Four years earlier, Claude Monet had moved to Giverny just as he started to find success as a painter. After a while, the artists who followed him there began to annoy him. He once said,
…When I first came to Giverny I was quite alone, the little village was unspoiled. Now, so many artists, students, flock here, I have often thought of moving away…
He had Breck to blame, for he promoted the village among his fellow American students.
It took just one summer for the nascent art colony to attract notice. That October, a critic for The Art Amateur recognized “quite an American colony has gathered, I am told, at Givernay [sic].” Along with John Leslie Breck, the anonymous critic mentioned Monet, Willard Metcalf and Theodore Robinson.
“ A few pictures just received from these young men show that they have got the blue-green color of Monet’s impressionism and ‘got it bad.'”
Unlike the others, Breck stayed the winter in Giverny, and Monet invited him to paint in his garden. Monet said to him,
I won’t give you lessons….we’ll wander about the fields and woods and paint together.
And just as Monet did, he painted a series of haystacks.
But then he had a falling out with the great artist because he fell in love with his step-daughter, Blanche Hoschede. Monet forbade the relationship and Breck left Giverny.
By 1889, he was living in Paris with his mother.
Back in the USA
He returned to Boston in 1890, where he was called the head of the Impressionists. He held a one-man show credited with bringing Impressionism to Boston, which gave the old guard a chance to make fun.
Breck and his friend Ross Turner set up a studio in Turner’s home in Salem. A story in the 1890 Boston Transcript suggests the dim view the Boston establishment took of Impressionism. “Ross Turner and John Leslie Breck have returned to this country from foreign parts, and threaten to form a class for out-of-door work in painting at Salem during the month of June,” reported the Transcript.
[W]e may as well be prepared for anything and everything when he lets loose a flock of sweet girl graduates, duly inoculated with the impressionistic visual virus, whose landscapes may blend the charms of amateurishness with those of other kinds of incoherence, “till all is blue.”
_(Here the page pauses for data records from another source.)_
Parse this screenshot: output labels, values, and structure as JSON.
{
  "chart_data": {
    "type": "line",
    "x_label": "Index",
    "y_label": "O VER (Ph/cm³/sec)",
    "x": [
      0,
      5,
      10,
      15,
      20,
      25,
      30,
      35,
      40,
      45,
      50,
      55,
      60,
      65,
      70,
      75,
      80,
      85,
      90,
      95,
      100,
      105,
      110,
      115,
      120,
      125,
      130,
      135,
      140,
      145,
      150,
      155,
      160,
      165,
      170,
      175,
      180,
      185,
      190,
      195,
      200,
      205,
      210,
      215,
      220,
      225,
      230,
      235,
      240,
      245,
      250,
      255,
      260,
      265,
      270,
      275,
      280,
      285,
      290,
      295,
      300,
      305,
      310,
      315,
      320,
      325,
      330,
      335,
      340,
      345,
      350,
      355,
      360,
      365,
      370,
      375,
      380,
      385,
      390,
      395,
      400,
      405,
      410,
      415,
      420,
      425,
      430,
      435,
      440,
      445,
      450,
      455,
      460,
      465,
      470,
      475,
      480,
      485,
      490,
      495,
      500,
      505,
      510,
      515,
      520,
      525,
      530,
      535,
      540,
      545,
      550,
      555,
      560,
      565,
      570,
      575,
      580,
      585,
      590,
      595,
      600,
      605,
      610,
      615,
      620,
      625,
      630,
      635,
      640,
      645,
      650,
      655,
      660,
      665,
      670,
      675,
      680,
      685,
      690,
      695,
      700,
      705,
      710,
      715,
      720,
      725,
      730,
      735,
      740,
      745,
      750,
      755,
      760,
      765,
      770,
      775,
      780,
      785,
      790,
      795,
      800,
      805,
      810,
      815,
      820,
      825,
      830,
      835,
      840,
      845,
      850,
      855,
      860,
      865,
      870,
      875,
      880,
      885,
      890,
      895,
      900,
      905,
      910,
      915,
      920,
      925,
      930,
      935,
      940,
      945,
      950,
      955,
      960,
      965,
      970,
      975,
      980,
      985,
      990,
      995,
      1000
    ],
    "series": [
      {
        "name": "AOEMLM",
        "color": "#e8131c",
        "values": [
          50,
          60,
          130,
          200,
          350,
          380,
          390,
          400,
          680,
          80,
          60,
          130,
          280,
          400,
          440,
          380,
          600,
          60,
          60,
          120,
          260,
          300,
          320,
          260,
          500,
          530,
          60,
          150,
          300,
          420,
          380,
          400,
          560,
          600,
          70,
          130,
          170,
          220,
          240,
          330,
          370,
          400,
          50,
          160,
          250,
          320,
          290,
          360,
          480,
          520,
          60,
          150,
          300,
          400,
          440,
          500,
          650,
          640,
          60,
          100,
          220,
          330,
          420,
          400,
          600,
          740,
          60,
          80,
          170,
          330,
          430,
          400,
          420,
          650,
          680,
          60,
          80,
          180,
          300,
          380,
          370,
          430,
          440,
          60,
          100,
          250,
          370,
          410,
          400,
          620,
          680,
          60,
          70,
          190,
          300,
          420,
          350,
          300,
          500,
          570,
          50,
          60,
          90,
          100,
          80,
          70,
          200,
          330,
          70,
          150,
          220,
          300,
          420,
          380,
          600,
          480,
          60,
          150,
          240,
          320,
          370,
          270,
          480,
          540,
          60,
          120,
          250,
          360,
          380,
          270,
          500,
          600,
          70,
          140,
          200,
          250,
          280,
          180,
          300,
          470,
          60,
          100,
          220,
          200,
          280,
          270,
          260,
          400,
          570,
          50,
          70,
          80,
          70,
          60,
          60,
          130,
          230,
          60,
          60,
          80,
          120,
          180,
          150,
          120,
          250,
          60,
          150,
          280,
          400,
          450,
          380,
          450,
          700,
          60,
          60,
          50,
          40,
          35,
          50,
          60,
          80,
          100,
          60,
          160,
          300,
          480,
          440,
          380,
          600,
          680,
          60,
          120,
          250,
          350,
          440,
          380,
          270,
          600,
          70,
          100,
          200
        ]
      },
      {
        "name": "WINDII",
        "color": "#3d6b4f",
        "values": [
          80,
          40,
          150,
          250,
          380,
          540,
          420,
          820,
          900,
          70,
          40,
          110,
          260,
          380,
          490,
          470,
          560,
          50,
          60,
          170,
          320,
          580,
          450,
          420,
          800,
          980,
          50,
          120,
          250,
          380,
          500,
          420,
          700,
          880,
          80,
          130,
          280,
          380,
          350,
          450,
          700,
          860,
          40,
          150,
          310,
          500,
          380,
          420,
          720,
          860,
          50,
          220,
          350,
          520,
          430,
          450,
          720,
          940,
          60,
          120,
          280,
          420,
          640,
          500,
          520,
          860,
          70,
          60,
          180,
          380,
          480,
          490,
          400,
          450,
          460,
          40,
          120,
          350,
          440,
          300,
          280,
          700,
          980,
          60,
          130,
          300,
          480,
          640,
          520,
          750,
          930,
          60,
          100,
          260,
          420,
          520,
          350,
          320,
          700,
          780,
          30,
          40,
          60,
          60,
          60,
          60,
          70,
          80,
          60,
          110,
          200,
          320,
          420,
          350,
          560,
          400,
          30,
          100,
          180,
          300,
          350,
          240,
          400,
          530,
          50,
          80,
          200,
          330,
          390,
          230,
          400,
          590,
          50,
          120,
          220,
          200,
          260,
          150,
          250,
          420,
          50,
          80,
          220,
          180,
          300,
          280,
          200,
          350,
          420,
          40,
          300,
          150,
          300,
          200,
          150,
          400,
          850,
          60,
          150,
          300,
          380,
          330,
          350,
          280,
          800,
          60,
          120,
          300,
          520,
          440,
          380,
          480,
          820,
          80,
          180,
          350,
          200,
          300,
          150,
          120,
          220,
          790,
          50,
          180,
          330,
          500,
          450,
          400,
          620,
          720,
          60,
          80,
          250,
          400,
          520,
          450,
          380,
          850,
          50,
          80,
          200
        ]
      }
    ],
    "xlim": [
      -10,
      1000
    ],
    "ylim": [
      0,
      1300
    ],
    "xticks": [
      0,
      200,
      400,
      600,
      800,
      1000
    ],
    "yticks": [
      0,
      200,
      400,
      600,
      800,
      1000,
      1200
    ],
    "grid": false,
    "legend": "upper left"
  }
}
That same year, he held a one-man show at the prestigious St. Botolph’s Club show. He did it with help from his friend Lilla Cabot Perry, another expatriate who had lived in Giverny and who Monet actually liked.
He returned to France around 1890-91 and painted in England for a while. Then he resettled in the Auburndale village of Newton.
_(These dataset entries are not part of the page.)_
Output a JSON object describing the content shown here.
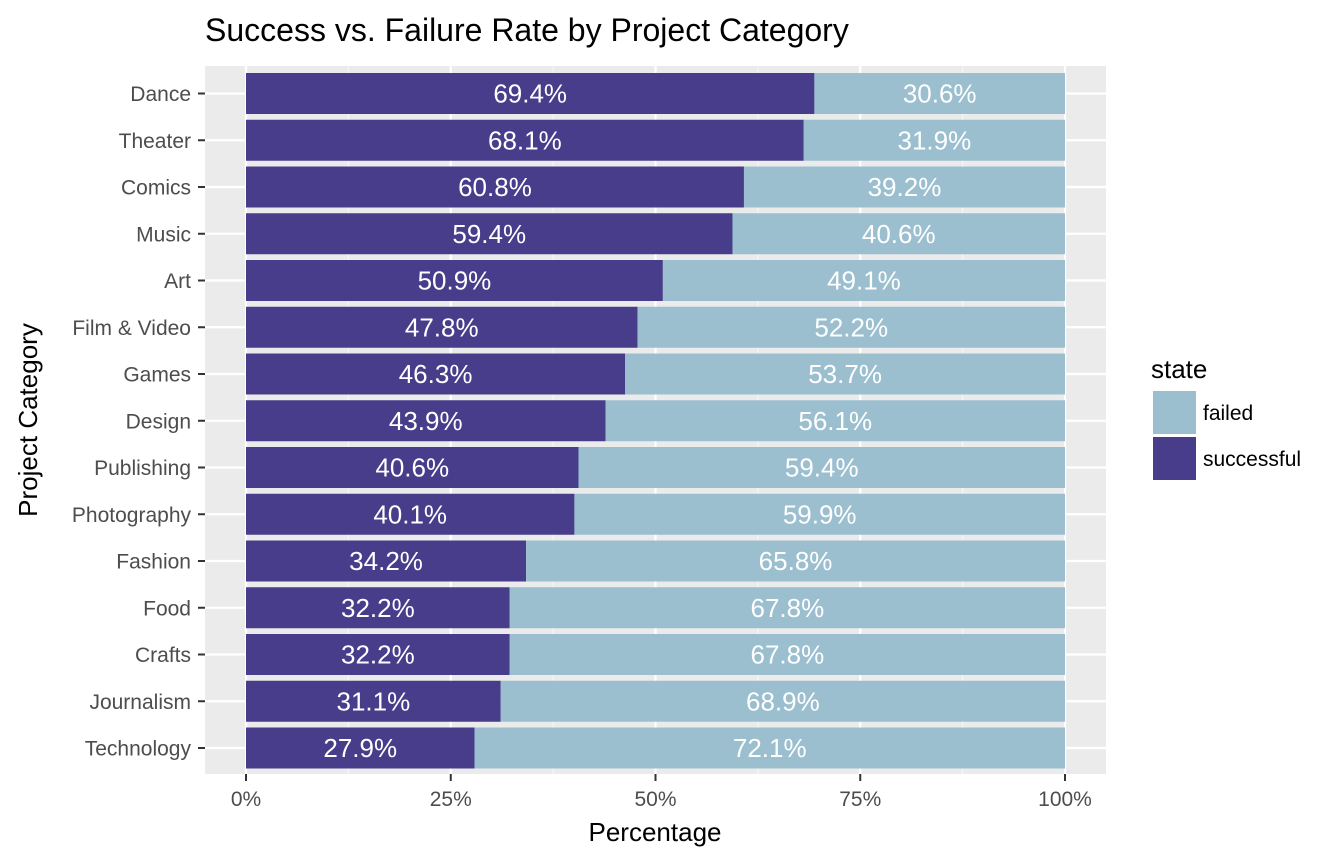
{
  "chart_data": {
    "type": "bar",
    "orientation": "horizontal",
    "stacked": true,
    "title": "Success vs. Failure Rate by Project Category",
    "xlabel": "Percentage",
    "ylabel": "Project Category",
    "xlim": [
      0,
      100
    ],
    "x_ticks": [
      "0%",
      "25%",
      "50%",
      "75%",
      "100%"
    ],
    "categories": [
      "Dance",
      "Theater",
      "Comics",
      "Music",
      "Art",
      "Film & Video",
      "Games",
      "Design",
      "Publishing",
      "Photography",
      "Fashion",
      "Food",
      "Crafts",
      "Journalism",
      "Technology"
    ],
    "series": [
      {
        "name": "successful",
        "color": "#483d8b",
        "values": [
          69.4,
          68.1,
          60.8,
          59.4,
          50.9,
          47.8,
          46.3,
          43.9,
          40.6,
          40.1,
          34.2,
          32.2,
          32.2,
          31.1,
          27.9
        ],
        "labels": [
          "69.4%",
          "68.1%",
          "60.8%",
          "59.4%",
          "50.9%",
          "47.8%",
          "46.3%",
          "43.9%",
          "40.6%",
          "40.1%",
          "34.2%",
          "32.2%",
          "32.2%",
          "31.1%",
          "27.9%"
        ]
      },
      {
        "name": "failed",
        "color": "#9bbfcf",
        "values": [
          30.6,
          31.9,
          39.2,
          40.6,
          49.1,
          52.2,
          53.7,
          56.1,
          59.4,
          59.9,
          65.8,
          67.8,
          67.8,
          68.9,
          72.1
        ],
        "labels": [
          "30.6%",
          "31.9%",
          "39.2%",
          "40.6%",
          "49.1%",
          "52.2%",
          "53.7%",
          "56.1%",
          "59.4%",
          "59.9%",
          "65.8%",
          "67.8%",
          "67.8%",
          "68.9%",
          "72.1%"
        ]
      }
    ],
    "grid": true,
    "panel_background": "#ebebeb",
    "legend": {
      "title": "state",
      "position": "right",
      "entries": [
        {
          "label": "failed",
          "color": "#9bbfcf"
        },
        {
          "label": "successful",
          "color": "#483d8b"
        }
      ]
    }
  }
}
John Leslie Breck in Venice
In 1897, he visited Venice with his mother and his brother, first stopping in Germany to watch his brother compete in a fencing competition. He showed his work in Berlin in 1897, then went to Venice. His time in Venice resulted in more than 25 paintings.
After Venice, little is known about Breck until he took his own life on March 18, 1899. His obituary stated a show of his work was scheduled to open the next day. But Royal W. Leith, in The Magazine Antiques, doubts anyone ever planned such an exhibit.
[A]s Breck appeared to have taken his own life, his friends and family were at pains to dispel rumors of suicide by implying that he was looking forward to a bright future.
Some of those paintings were shown in the two memorial exhibitions after his death, the first at the St. Botolph Club in Boston and the second at the National Arts Club in New York.
A large-scale exhibition of Breck’s work, the first in 120 years, was held at the Mint Museum in Charlotte, N.C., in 2021; then the Dixon Gallery and Gardens in Memphis from Jan. 22-March 27, 2022; and the Figge Art Museum, Davenport, Iowa, May 28-Aug. 21, 2022.
Thanks to Anonymous, “Boston Art and Artists,” The Art Amateur, 17, no. 5, October 1887, p. 93, as quoted in R.H. Love, Theodore Earl Butler: Emergence from Monet’s Shadow, Chicago, Illinois, 1985, p. 59. Thanks also to Streets of Salem.